Each indexed file is stored as a SpineUnit in .spine/index/<path>.json.

Key slices:

  1. identity: file path, hash, language, file kind, scope
  2. semantic: role, responsibilities, out-of-scope statements, invariants, public surface, and localized content (translations).
  3. skeleton: deterministic AST facts
  4. graph: dependency edges and related structure
  5. provenance: generation metadata

Additional runtime signals:

  • ruleViolations
  • driftDetected
  • driftReason
  • _thinking: (Validation mode only) Chain-of-Thought scratchpad.

5. v0.4 changes

Compared with v0.3, the v0.4 line introduced:

  • Headless Generation: Shifting from prose generation to data-centric JSON extraction.
  • Node-side Atlas Rendering: Local deterministic Markdown generation from SpineUnits.
  • Multilingual Indexing: Support for the localized field in SpineSemantic to hold multiple language summaries.
  • Intelligence Primitives: Integration of Few-Shot examples and Chain-of-Thought (CoT) reasoning for higher precision.
  • SQLite-backed state via cache.db
  • centralized tracking of violations and usage logs
  • manifest.json as a summary view rather than the only source of truth
  • protocol and implementation version alignment
  • semantic drift detection and persisted drift history
  • stronger transactional write behavior and lock handling

6. SQLite tables

Current core tables:

  • files
  • violations
  • usage_logs
  • drift_events
  • symbols

7. Runtime characteristics in the current line

The shipped v1.0.x line already includes:

  • task-based execution flows with explicit stage input/output contracts
  • TaskContext.state reserved for telemetry, with transient stage artifacts held in runtimeCache
  • serial task orchestration with timing and logging
  • file-lock coordination on top of SQLite transactions
  • CLI surfaces that expose runtime progress and health clearly

8. Manifest summary view

manifest.json is a human-readable summary surface, not the primary source of truth.
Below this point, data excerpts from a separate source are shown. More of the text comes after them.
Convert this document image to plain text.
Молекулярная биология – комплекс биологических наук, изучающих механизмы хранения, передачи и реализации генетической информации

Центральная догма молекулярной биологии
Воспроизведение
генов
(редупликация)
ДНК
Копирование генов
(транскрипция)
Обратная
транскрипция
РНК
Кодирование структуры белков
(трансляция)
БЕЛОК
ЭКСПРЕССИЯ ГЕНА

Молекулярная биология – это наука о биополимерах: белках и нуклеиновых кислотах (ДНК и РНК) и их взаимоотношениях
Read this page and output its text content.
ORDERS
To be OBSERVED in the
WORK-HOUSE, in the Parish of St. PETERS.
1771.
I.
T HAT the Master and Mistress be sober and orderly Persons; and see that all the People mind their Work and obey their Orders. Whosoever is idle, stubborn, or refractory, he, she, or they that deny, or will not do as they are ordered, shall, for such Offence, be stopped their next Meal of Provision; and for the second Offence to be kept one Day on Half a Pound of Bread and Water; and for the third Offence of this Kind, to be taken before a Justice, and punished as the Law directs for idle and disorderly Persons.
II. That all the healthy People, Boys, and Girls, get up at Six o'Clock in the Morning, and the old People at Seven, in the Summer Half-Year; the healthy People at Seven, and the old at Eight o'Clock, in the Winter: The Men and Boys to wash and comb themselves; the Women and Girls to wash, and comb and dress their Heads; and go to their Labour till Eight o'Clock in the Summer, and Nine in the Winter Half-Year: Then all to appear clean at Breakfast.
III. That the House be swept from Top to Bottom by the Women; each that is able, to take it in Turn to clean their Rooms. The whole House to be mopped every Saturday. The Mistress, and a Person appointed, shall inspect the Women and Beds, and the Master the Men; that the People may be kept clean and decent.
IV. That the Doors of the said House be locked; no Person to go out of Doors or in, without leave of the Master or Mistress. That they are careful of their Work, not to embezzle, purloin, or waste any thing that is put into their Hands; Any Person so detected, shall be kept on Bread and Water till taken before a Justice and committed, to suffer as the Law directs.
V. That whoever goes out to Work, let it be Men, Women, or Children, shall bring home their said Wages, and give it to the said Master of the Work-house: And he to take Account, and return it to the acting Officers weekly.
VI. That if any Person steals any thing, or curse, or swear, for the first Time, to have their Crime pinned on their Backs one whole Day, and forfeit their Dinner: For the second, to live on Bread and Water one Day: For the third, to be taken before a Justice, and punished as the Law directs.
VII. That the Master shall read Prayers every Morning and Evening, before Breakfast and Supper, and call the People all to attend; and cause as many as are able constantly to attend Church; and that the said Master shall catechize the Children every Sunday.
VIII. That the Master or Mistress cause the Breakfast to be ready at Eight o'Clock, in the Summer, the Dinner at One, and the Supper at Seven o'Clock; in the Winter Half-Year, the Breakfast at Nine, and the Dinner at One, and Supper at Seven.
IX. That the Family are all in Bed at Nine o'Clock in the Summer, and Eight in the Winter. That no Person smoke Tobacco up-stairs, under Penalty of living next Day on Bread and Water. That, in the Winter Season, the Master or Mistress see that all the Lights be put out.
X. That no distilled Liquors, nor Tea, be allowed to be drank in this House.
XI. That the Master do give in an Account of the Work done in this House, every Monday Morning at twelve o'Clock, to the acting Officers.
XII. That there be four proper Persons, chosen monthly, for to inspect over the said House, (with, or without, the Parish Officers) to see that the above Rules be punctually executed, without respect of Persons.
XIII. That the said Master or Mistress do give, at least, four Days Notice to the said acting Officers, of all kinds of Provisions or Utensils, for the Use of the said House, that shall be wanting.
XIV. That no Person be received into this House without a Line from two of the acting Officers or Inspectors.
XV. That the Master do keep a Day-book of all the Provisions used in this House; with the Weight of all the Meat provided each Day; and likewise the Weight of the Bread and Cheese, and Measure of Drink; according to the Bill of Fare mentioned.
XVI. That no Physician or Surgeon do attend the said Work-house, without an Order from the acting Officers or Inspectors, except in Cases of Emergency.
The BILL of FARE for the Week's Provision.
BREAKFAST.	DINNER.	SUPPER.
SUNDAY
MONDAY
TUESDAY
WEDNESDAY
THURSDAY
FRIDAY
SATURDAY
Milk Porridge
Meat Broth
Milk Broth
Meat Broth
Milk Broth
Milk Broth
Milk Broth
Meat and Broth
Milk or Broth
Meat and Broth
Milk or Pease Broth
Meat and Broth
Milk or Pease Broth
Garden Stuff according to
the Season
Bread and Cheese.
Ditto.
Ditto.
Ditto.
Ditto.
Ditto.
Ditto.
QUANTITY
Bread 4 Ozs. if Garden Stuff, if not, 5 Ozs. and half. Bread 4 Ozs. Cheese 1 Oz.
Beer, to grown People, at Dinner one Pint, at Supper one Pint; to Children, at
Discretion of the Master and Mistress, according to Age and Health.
In the current line it includes a sync summary with:

  • sync mode and duration
  • aggregate counters and token usage snapshots
  • latest resolved LLM provider/model metadata

The sync LLM summary records:

  • provider
  • providerSource
  • model
  • modelSource

This metadata is intended for runtime traceability so users can see which resolved model produced the current .spine state.

English is the primary docs tree; zh-CN mirrors shipped behavior.